Light waves of various wavelengths produce distinct hues of light. When different light colors pass over a water droplet, they bend differently, with blue light bending more than red. The bending phenomenon, known as light refraction, effectively divides a single beam of light into the several colored rays of light from which it is formed. As a result, a massive cloud of droplets will divide a sunbeam and curve it into a range, violet and blue on one end and red on the other. It’s how water droplets produce colored light, but soap bubbles do something a little different.
If you’ve ever thrown stones in a quiet lake, you’ve probably noticed ripples spreading out in circles. If you throw two pebbles simultaneously, a meter or two apart, you’ll obtain two pairs of ripples flowing toward each other. The waves overlap when they meet. Some of the waves add up, while others cancel out. This is known as interference. This is called constructive interference; when they neutralize (or subtract), this is called destructive interference. Interference produces a completely new set of waves distinct from those produced by either stone alone. Interference may occur with light waves, which is what happens with colored soap bubbles.
Interference Conditions
Identifying the origins of light is also a significant element in evaluating thin-film interference. A source might be either monochromatic or broadband. Interference patterns emerge as light or dark bands when a monochromatic source is used. The interference patterns emerge as colorful bands due to the utilization of a broadband source.

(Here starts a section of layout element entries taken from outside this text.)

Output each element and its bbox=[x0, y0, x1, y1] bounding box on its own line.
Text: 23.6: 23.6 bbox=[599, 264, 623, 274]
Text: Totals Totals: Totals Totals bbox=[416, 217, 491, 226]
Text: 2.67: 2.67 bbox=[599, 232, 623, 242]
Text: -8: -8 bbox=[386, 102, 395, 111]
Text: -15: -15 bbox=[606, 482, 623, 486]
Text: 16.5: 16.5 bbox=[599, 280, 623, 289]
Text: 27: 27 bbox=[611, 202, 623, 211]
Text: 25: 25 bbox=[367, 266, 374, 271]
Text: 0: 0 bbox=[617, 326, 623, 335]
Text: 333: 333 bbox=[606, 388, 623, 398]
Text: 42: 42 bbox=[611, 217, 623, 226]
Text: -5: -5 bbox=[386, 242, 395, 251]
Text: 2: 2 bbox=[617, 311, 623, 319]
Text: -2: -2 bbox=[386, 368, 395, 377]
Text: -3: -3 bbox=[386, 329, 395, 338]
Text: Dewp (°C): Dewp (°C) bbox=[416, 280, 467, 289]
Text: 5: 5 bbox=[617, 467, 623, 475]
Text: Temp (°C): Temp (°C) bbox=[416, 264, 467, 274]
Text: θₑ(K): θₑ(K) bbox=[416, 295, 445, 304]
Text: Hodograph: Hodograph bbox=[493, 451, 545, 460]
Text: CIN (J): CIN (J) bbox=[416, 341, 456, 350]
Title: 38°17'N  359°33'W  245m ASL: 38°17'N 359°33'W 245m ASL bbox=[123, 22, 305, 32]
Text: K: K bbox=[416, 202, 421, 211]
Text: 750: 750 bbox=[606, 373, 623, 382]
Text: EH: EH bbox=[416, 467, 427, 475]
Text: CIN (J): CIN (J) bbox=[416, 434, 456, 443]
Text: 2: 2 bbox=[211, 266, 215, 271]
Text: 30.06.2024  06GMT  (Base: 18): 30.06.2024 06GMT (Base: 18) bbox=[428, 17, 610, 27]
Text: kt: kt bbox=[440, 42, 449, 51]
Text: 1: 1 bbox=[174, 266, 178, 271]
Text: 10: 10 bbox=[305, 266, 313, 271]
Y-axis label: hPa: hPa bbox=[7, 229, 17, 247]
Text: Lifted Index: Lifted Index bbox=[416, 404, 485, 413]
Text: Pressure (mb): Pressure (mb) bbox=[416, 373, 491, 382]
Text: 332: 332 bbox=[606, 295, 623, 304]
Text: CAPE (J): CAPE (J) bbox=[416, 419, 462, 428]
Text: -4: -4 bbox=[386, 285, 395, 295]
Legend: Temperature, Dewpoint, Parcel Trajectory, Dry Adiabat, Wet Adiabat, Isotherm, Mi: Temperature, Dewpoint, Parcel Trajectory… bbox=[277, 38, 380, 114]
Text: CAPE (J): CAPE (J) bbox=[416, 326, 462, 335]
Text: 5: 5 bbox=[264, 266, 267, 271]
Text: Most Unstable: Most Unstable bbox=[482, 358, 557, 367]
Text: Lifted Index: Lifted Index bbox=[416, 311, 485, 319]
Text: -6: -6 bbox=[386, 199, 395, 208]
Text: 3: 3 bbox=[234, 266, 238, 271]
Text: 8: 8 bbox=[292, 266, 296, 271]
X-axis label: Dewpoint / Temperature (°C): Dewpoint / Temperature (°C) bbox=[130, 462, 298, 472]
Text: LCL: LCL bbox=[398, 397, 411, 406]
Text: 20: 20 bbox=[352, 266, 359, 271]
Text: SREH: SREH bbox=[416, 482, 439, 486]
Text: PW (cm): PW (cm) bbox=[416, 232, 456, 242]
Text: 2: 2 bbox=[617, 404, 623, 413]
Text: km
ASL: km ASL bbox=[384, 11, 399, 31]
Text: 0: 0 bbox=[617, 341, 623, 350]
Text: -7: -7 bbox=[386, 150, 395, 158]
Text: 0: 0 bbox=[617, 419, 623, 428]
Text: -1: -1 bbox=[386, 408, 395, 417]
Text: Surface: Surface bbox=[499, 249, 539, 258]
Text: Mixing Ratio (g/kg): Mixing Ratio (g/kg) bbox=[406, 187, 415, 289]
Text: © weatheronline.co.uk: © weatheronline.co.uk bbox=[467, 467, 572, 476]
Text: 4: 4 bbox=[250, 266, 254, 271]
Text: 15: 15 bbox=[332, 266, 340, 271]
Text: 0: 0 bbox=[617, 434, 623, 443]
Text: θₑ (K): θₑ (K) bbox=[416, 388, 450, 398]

We’ll look at the key interfering circumstances to better understand the notion.
The kind of reflection experienced by light waves at each border is determined by the refraction indices of the two media.

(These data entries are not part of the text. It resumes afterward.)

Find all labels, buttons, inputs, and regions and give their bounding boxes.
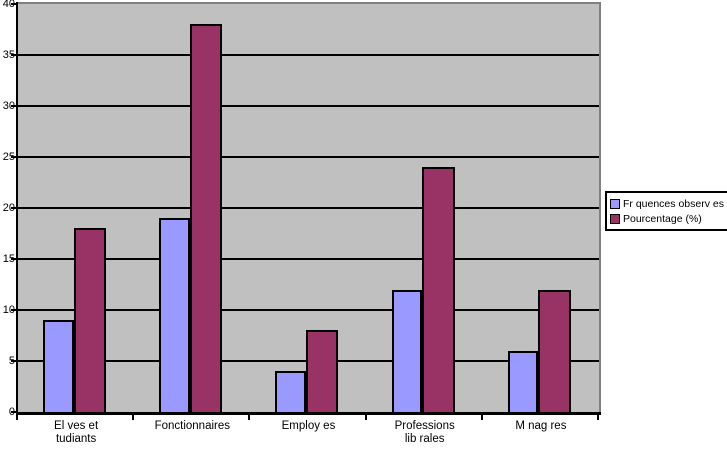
y-axis-tick-label: 20 xyxy=(2,201,15,214)
y-axis-tick xyxy=(11,105,16,107)
y-axis-tick xyxy=(11,3,16,5)
bar-series2 xyxy=(422,167,455,412)
y-axis-tick xyxy=(11,207,16,209)
x-axis-category-label: Employ es xyxy=(281,420,336,432)
legend-item: Fr quences observ es xyxy=(610,196,727,211)
x-axis-category-label: M nag res xyxy=(515,420,567,432)
y-axis-tick xyxy=(11,258,16,260)
legend-label: Pourcentage (%) xyxy=(623,212,702,225)
bar-series2 xyxy=(189,24,223,412)
gridline xyxy=(18,309,599,311)
legend-swatch-icon xyxy=(610,198,620,209)
y-axis-tick-label: 30 xyxy=(2,99,15,112)
plot-border-right xyxy=(599,2,601,412)
y-axis-tick-label: 40 xyxy=(2,0,15,10)
bar-series1 xyxy=(159,218,190,412)
y-axis-tick xyxy=(11,360,16,362)
y-axis-tick-label: 25 xyxy=(2,150,15,163)
bar-series1 xyxy=(391,289,423,412)
y-axis-tick xyxy=(11,54,16,56)
y-axis-tick xyxy=(11,411,16,413)
y-axis-tick-label: 5 xyxy=(8,354,15,367)
bar-series2 xyxy=(305,330,339,412)
x-axis-tick xyxy=(248,414,251,420)
legend-label: Fr quences observ es xyxy=(623,197,724,210)
x-axis-tick xyxy=(597,414,599,420)
y-axis-tick-label: 15 xyxy=(2,252,15,265)
x-axis-tick xyxy=(364,414,367,420)
legend-item: Pourcentage (%) xyxy=(610,211,727,226)
bar-series1 xyxy=(507,350,539,412)
x-axis-tick xyxy=(132,414,135,420)
x-axis-tick xyxy=(480,414,483,420)
plot-border-top xyxy=(16,2,601,4)
x-axis-line xyxy=(16,412,601,415)
y-axis-line xyxy=(16,2,18,414)
x-axis-tick xyxy=(16,414,18,420)
y-axis-tick xyxy=(11,309,16,311)
bar-series1 xyxy=(275,371,306,412)
x-axis-category-label: Fonctionnaires xyxy=(154,420,230,432)
gridline xyxy=(18,207,599,209)
y-axis-tick-label: 10 xyxy=(2,303,15,316)
bar-series1 xyxy=(43,320,74,412)
legend: Fr quences observ es Pourcentage (%) xyxy=(605,191,727,231)
y-axis-tick xyxy=(11,156,16,158)
gridline xyxy=(18,258,599,260)
gridline xyxy=(18,105,599,107)
gridline xyxy=(18,156,599,158)
gridline xyxy=(18,54,599,56)
x-axis-category-label: El ves et tudiants xyxy=(54,420,99,445)
y-axis-tick-label: 35 xyxy=(2,48,15,61)
x-axis-category-label: Professions lib rales xyxy=(394,420,455,445)
bar-series2 xyxy=(538,289,571,412)
legend-swatch-icon xyxy=(610,213,620,224)
bar-series2 xyxy=(73,228,106,412)
y-axis-tick-label: 0 xyxy=(8,405,15,418)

- Soft reflection:Â No phase shift is noticed when light reflects off material with a lower refractive index.
- Hard reflection occurs when light reflects off a higher refractive index material.
Thin-film Interference Bubble Soap
Light waves flow through the airflow and strike the soap coating as we blow a soap bubble. The refractive index of air is 1 (Nair = 1), but the index of the film is more than 1 (refractive index of film > 1).

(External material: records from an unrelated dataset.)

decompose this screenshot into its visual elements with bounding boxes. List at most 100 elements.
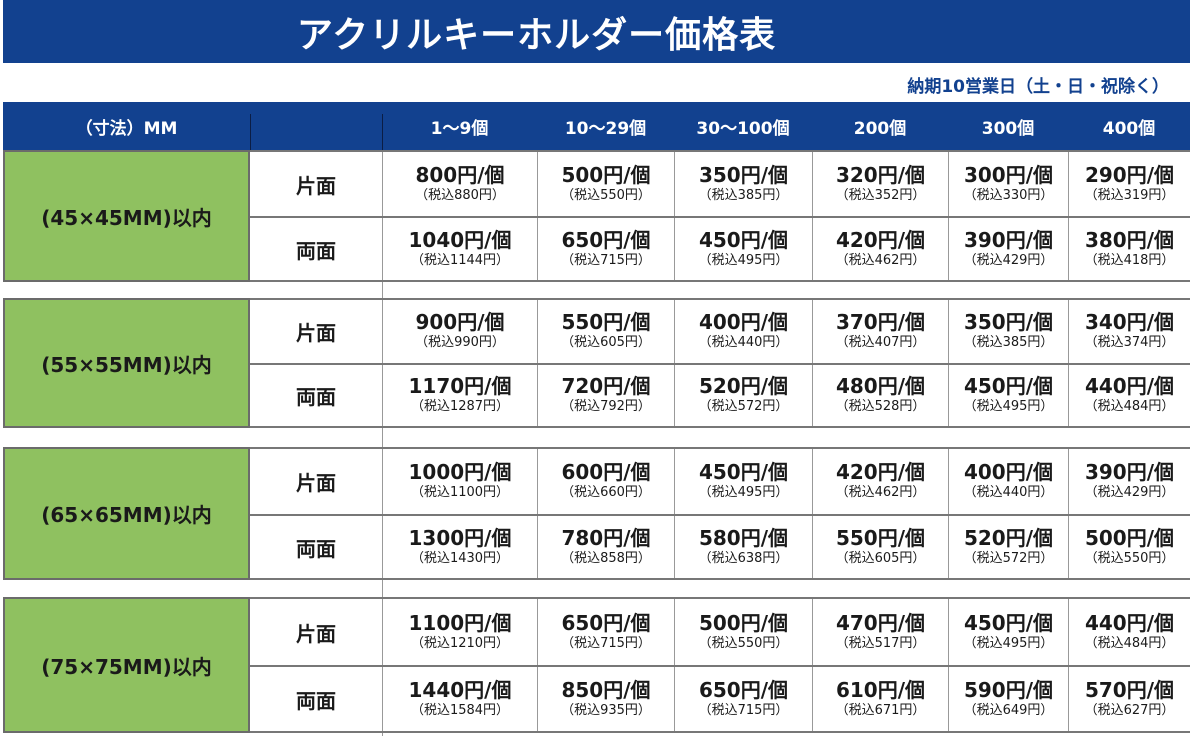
tax-included-price: （税込429円） xyxy=(1084,485,1175,500)
unit-price: 400円/個 xyxy=(963,460,1054,484)
price-cell: 450円/個 （税込495円） xyxy=(674,218,812,280)
tax-included-price: （税込550円） xyxy=(1084,550,1175,566)
price-cell: 650円/個 （税込715円） xyxy=(537,599,674,665)
print-side-label: 片面 xyxy=(296,173,336,198)
header-size: （寸法）MM xyxy=(75,118,178,139)
unit-price: 520円/個 xyxy=(963,525,1054,550)
header-divider xyxy=(382,114,383,150)
unit-price: 480円/個 xyxy=(835,374,926,398)
tax-included-price: （税込528円） xyxy=(835,399,926,414)
unit-price: 1100円/個 xyxy=(408,610,512,635)
tax-included-price: （税込1584円） xyxy=(410,702,510,718)
tax-included-price: （税込880円） xyxy=(415,187,505,203)
price-cell: 400円/個 （税込440円） xyxy=(948,449,1068,514)
price-cell: 440円/個 （税込484円） xyxy=(1068,365,1190,426)
tax-included-price: （税込1287円） xyxy=(410,399,510,414)
tax-included-price: （税込715円） xyxy=(561,252,651,268)
tax-included-price: （税込385円） xyxy=(698,187,789,203)
price-cell: 1440円/個 （税込1584円） xyxy=(382,667,537,731)
unit-price: 900円/個 xyxy=(415,310,505,334)
header-qty: 10〜29個 xyxy=(564,118,647,139)
price-cell: 580円/個 （税込638円） xyxy=(674,516,812,578)
table-row: 片面 800円/個 （税込880円） 500円/個 （税込550円） 350円/個 （税込3… xyxy=(250,150,1190,216)
unit-price: 600円/個 xyxy=(561,460,651,484)
price-cell: 340円/個 （税込374円） xyxy=(1068,300,1190,363)
table-row: 片面 1100円/個 （税込1210円） 650円/個 （税込715円） 500円/個 （税… xyxy=(250,597,1190,665)
unit-price: 420円/個 xyxy=(835,227,926,252)
price-cell: 650円/個 （税込715円） xyxy=(674,667,812,731)
price-cell: 390円/個 （税込429円） xyxy=(1068,449,1190,514)
unit-price: 520円/個 xyxy=(698,374,789,398)
price-cell: 380円/個 （税込418円） xyxy=(1068,218,1190,280)
tax-included-price: （税込605円） xyxy=(835,550,926,566)
table-row: 両面 1170円/個 （税込1287円） 720円/個 （税込792円） 520円/個 （税… xyxy=(250,363,1190,428)
unit-price: 580円/個 xyxy=(698,525,789,550)
unit-price: 370円/個 xyxy=(835,310,926,334)
size-label: (55×55MM)以内 xyxy=(3,298,250,428)
price-cell: 520円/個 （税込572円） xyxy=(948,516,1068,578)
price-cell: 290円/個 （税込319円） xyxy=(1068,152,1190,216)
tax-included-price: （税込374円） xyxy=(1084,335,1175,350)
size-label: (65×65MM)以内 xyxy=(3,447,250,580)
tax-included-price: （税込605円） xyxy=(561,335,651,350)
price-cell: 390円/個 （税込429円） xyxy=(948,218,1068,280)
gap-divider xyxy=(382,733,383,736)
price-cell: 440円/個 （税込484円） xyxy=(1068,599,1190,665)
tax-included-price: （税込484円） xyxy=(1084,399,1175,414)
tax-included-price: （税込572円） xyxy=(698,399,789,414)
table-row: 片面 1000円/個 （税込1100円） 600円/個 （税込660円） 450円/個 （税… xyxy=(250,447,1190,514)
price-cell: 550円/個 （税込605円） xyxy=(537,300,674,363)
unit-price: 850円/個 xyxy=(561,677,651,702)
unit-price: 650円/個 xyxy=(561,610,651,635)
header-qty: 300個 xyxy=(981,118,1035,139)
unit-price: 590円/個 xyxy=(963,677,1054,702)
size-label: (75×75MM)以内 xyxy=(3,597,250,733)
price-cell: 570円/個 （税込627円） xyxy=(1068,667,1190,731)
price-cell: 500円/個 （税込550円） xyxy=(1068,516,1190,578)
unit-price: 650円/個 xyxy=(698,677,789,702)
tax-included-price: （税込484円） xyxy=(1084,635,1175,651)
tax-included-price: （税込649円） xyxy=(963,702,1054,718)
header-qty: 400個 xyxy=(1102,118,1156,139)
tax-included-price: （税込319円） xyxy=(1084,187,1175,203)
price-cell: 450円/個 （税込495円） xyxy=(674,449,812,514)
unit-price: 420円/個 xyxy=(835,460,926,484)
tax-included-price: （税込715円） xyxy=(561,635,651,651)
price-cell: 600円/個 （税込660円） xyxy=(537,449,674,514)
tax-included-price: （税込495円） xyxy=(698,252,789,268)
price-cell: 610円/個 （税込671円） xyxy=(812,667,948,731)
tax-included-price: （税込935円） xyxy=(561,702,651,718)
print-side-label: 両面 xyxy=(296,385,336,409)
price-cell: 450円/個 （税込495円） xyxy=(948,599,1068,665)
unit-price: 500円/個 xyxy=(561,162,651,187)
tax-included-price: （税込330円） xyxy=(963,187,1054,203)
tax-included-price: （税込418円） xyxy=(1084,252,1175,268)
unit-price: 780円/個 xyxy=(561,525,651,550)
gap-divider xyxy=(382,282,383,298)
price-cell: 1170円/個 （税込1287円） xyxy=(382,365,537,426)
unit-price: 1000円/個 xyxy=(408,460,512,484)
unit-price: 320円/個 xyxy=(835,162,926,187)
tax-included-price: （税込627円） xyxy=(1084,702,1175,718)
tax-included-price: （税込440円） xyxy=(963,485,1054,500)
tax-included-price: （税込660円） xyxy=(561,485,651,500)
size-group: (65×65MM)以内 片面 1000円/個 （税込1100円） 600円/個 （税込66… xyxy=(3,447,1190,580)
print-side-label: 両面 xyxy=(296,536,336,561)
tax-included-price: （税込495円） xyxy=(963,399,1054,414)
tax-included-price: （税込1430円） xyxy=(410,550,510,566)
header-qty: 200個 xyxy=(853,118,907,139)
header-divider xyxy=(250,114,251,150)
unit-price: 290円/個 xyxy=(1084,162,1175,187)
header-qty: 30〜100個 xyxy=(696,118,790,139)
price-cell: 420円/個 （税込462円） xyxy=(812,218,948,280)
unit-price: 550円/個 xyxy=(835,525,926,550)
unit-price: 450円/個 xyxy=(698,227,789,252)
price-cell: 370円/個 （税込407円） xyxy=(812,300,948,363)
unit-price: 450円/個 xyxy=(963,374,1054,398)
unit-price: 390円/個 xyxy=(1084,460,1175,484)
price-cell: 480円/個 （税込528円） xyxy=(812,365,948,426)
price-cell: 470円/個 （税込517円） xyxy=(812,599,948,665)
unit-price: 440円/個 xyxy=(1084,374,1175,398)
price-cell: 350円/個 （税込385円） xyxy=(948,300,1068,363)
unit-price: 1440円/個 xyxy=(408,677,512,702)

On the other contrary, the reflected wave will have a 180° phase change. It takes place at the film’s uppermost point. The shift happens mostly because the air has a lower refractive index than the film.
Furthermore, the light will continue to go from the top air-film contact to the lower film-air interface, where it will be reflected. The phase of the reflected signal is not altered in this case.
Color in a Soap Bubble
Strange things happen when white light strikes a bubble. Keep in mind that light can act like a wave. When light waves strike a bubble, a few of them bounce back off the soap film’s outer surface. Others continue but eventually bounce off the inside of the film. So one set of light rays shines into a bubble, but the other set of light rays emerge. The waves that bounce off the inner film have gone somewhat further than the pulses that bounce off the outer layer when they emerge. As a result, we now have two pairs of light particles that are slightly out of sync. These waves begin to merge like two pairs of droplets on a pond. Some add up, and some cancel out, just like on a pond. The overall result is that some of the colors in the pure white light vanish completely, leaving behind other hues. These are the colors that may be seen in soap bubbles.
Non-Reflecting Films
When light passes from one medium to another, some of the light is diffracted even though the latter is transparent. Non-reflective films are those in which light incident on them (for a specific range of wavelengths) is not reflected.
Non-reflective coatings are designed so that reflected light from the surface interferes negatively. As a result, the intensity of the reflected light will also be zero, and all of the incident light’s energy will be delivered. The destructive interference is created by the reflected light from the film’s two surfaces. As a result, the film has a perfect thickness. Furthermore, a single non-reflective coating does not operate for all light and conceivable incidence angles. It operates for a characteristic wavelength and a specific range of incoming angles.
Conclusion
Making non-reflective coatings is one of the practical uses of the interference phenomena. The bounce from either a lens or a prism can also be reduced to a bare minimum by coating it with a thin layer of the appropriate thickness. Hope this article helps you to understand the topic.